Jon Link, rhp, White Sox:
The Padres drafted Link in 2005 in the 26th round out of Bluefield (Va.) College, but Link left the organization in 2007 when the White Sox traded Rob Mackowiak to the Padres to acquire Link at the trading deadline
. Link, 24, was excellent last season for Double-A Birmingham, finishing with a 3.02 ERA in 56 2/3 innings as the Barons’ closer. Link struck out 66 batters, averaging 10.5 strikeouts per nine innings. Link throws three pitches for strikes: a 90-92 mph fastball with some sink, a slider and a changeup. Link goes to his above-average slider for strikeouts, but his changeup is more than a show-me pitch and is an effective third weapon. There was some talk of moving Link to the starting rotation because of his three-pitch mix, but the White Sox will leave him in the bullpen. He still has to learn to harness his control, as he walked 27 batters (4.3 per nine) last year, though he was better in 2007 in high Class A when he walked just 15 batters in 58 2/3 innings (2.3 per nine).
Drew Sutton, 2b, Astros: The Astros farm system isn’t exactly dripping with blue-chip talent, but a .931 OPS by a switch-hitting middle infielder in Double-A is worth some attention. Sutton lasted until the 15th round in 2004 coming out of Baylor and got off to a nice start in his full-season debut in 2005 in low Class A. Sutton was advanced for the South Atlantic League as a 22-year-old then, and he’s since slowly climbed the minor league ladder. Last year was his best season, as Sutton hit .317/.408/.523 in 133 games in the Texas League, his second full season in the circuit. Sutton controls the strike zone reasonably well and is a career .282/.378/.441 hitter, though he’ll have to prove he can come close to last year’s success and maintain his high OBP as he enters his peak years, given that he turns 26 on June 30.
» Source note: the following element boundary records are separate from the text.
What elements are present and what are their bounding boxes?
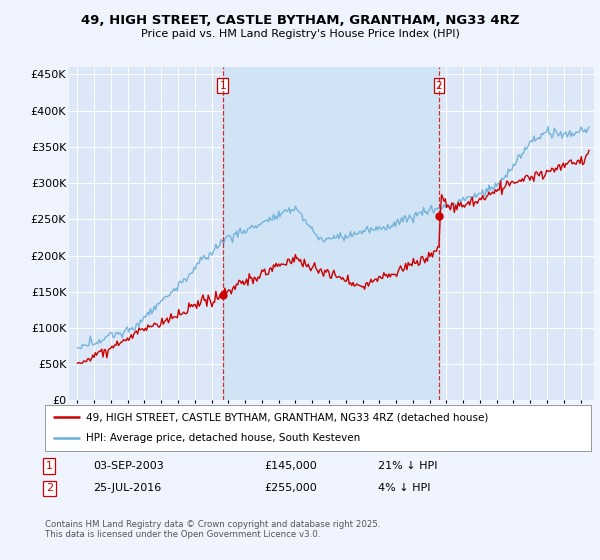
Text: 4% ↓ HPI: 4% ↓ HPI xyxy=(378,483,431,493)
Text: 2: 2 xyxy=(436,81,442,91)
Text: HPI: Average price, detached house, South Kesteven: HPI: Average price, detached house, Sout… xyxy=(86,433,360,444)
Text: 49, HIGH STREET, CASTLE BYTHAM, GRANTHAM, NG33 4RZ (detached house): 49, HIGH STREET, CASTLE BYTHAM, GRANTHAM… xyxy=(86,412,488,422)
Text: Price paid vs. HM Land Registry's House Price Index (HPI): Price paid vs. HM Land Registry's House … xyxy=(140,29,460,39)
Bar xyxy=(223,67,439,400)
Text: £145,000: £145,000 xyxy=(264,461,317,471)
Text: 25-JUL-2016: 25-JUL-2016 xyxy=(93,483,161,493)
Text: Contains HM Land Registry data © Crown copyright and database right 2025.
This d: Contains HM Land Registry data © Crown c… xyxy=(45,520,380,539)
Text: 2: 2 xyxy=(46,483,53,493)
Text: 49, HIGH STREET, CASTLE BYTHAM, GRANTHAM, NG33 4RZ: 49, HIGH STREET, CASTLE BYTHAM, GRANTHAM… xyxy=(81,14,519,27)
Text: 1: 1 xyxy=(220,81,226,91)
Text: £255,000: £255,000 xyxy=(264,483,317,493)
Text: 21% ↓ HPI: 21% ↓ HPI xyxy=(378,461,437,471)
Text: 03-SEP-2003: 03-SEP-2003 xyxy=(93,461,164,471)
Text: 1: 1 xyxy=(46,461,53,471)
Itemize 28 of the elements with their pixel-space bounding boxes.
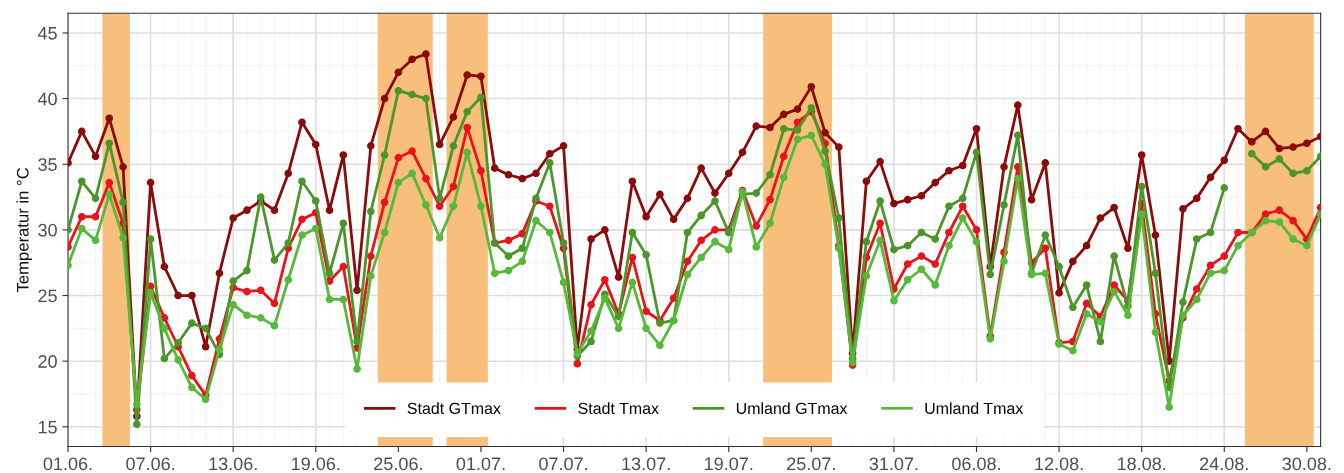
x-tick-label: 01.06. [43, 457, 92, 471]
x-tick-label: 31.07. [869, 457, 918, 471]
y-tick-label: 40 [37, 92, 57, 106]
x-tick-label: 13.06. [209, 457, 257, 471]
x-tick-label: 06.08. [952, 457, 1000, 471]
y-axis-title: Temperatur in °C [16, 167, 32, 293]
y-tick-label: 30 [38, 223, 57, 237]
y-tick-label: 35 [38, 158, 57, 171]
x-tick-label: 24.08. [1200, 457, 1248, 471]
x-tick-label: 19.07. [705, 457, 753, 471]
x-tick-label: 25.07. [787, 457, 835, 471]
y-tick-label: 45 [37, 27, 57, 40]
x-tick-label: 25.06. [374, 457, 422, 471]
y-tick-label: 25 [38, 289, 57, 303]
x-tick-label: 01.07. [456, 457, 505, 471]
y-tick-label: 15 [38, 420, 57, 434]
x-tick-label: 13.07. [622, 457, 670, 471]
legend-label: Umland Tmax [925, 402, 1024, 415]
x-tick-label: 07.07. [539, 457, 587, 471]
legend-label: Stadt GTmax [407, 402, 501, 415]
x-tick-label: 07.06. [126, 457, 175, 471]
x-tick-label: 18.08. [1117, 457, 1166, 471]
x-tick-label: 12.08. [1035, 457, 1083, 471]
x-tick-label: 30.08. [1282, 457, 1331, 471]
x-tick-label: 19.06. [292, 457, 340, 471]
legend-label: Umland GTmax [736, 402, 848, 415]
legend-label: Stadt Tmax [578, 402, 659, 415]
y-tick-label: 20 [38, 355, 57, 368]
Shawn Kelley, rhp, Mariners: The Mariners farm system is a tad light on pitching, particularly in arms acquired in the draft (though having Chris Tillman back would beef up that contingent). Kelley, a 13th-round pick from Austin Peay State in 2007, might be the team’s best pitching prospect in the upper minors, even though he is a reliever. Kelley, who will be 24 in April, joined Double-A West Tenn in June and finished the year there with a 2.11 ERA in 42 2/3 innings, 44 strikeouts and 13 unintentional walks. After the regular season, Kelley went to Venezuela for winter ball and racked up a nasty 21-2 K-BB ratio for Lara in 14 2/3 innings with a 3.68 ERA. The deception in Kelley’s delivery makes his stuff play up, but his low-90s fastball that touches 94 and hard slider give him two legitimate weapons to retire big league hitters. He should soon fit into the Mariners’ bullpen mix, perhaps as early as this season.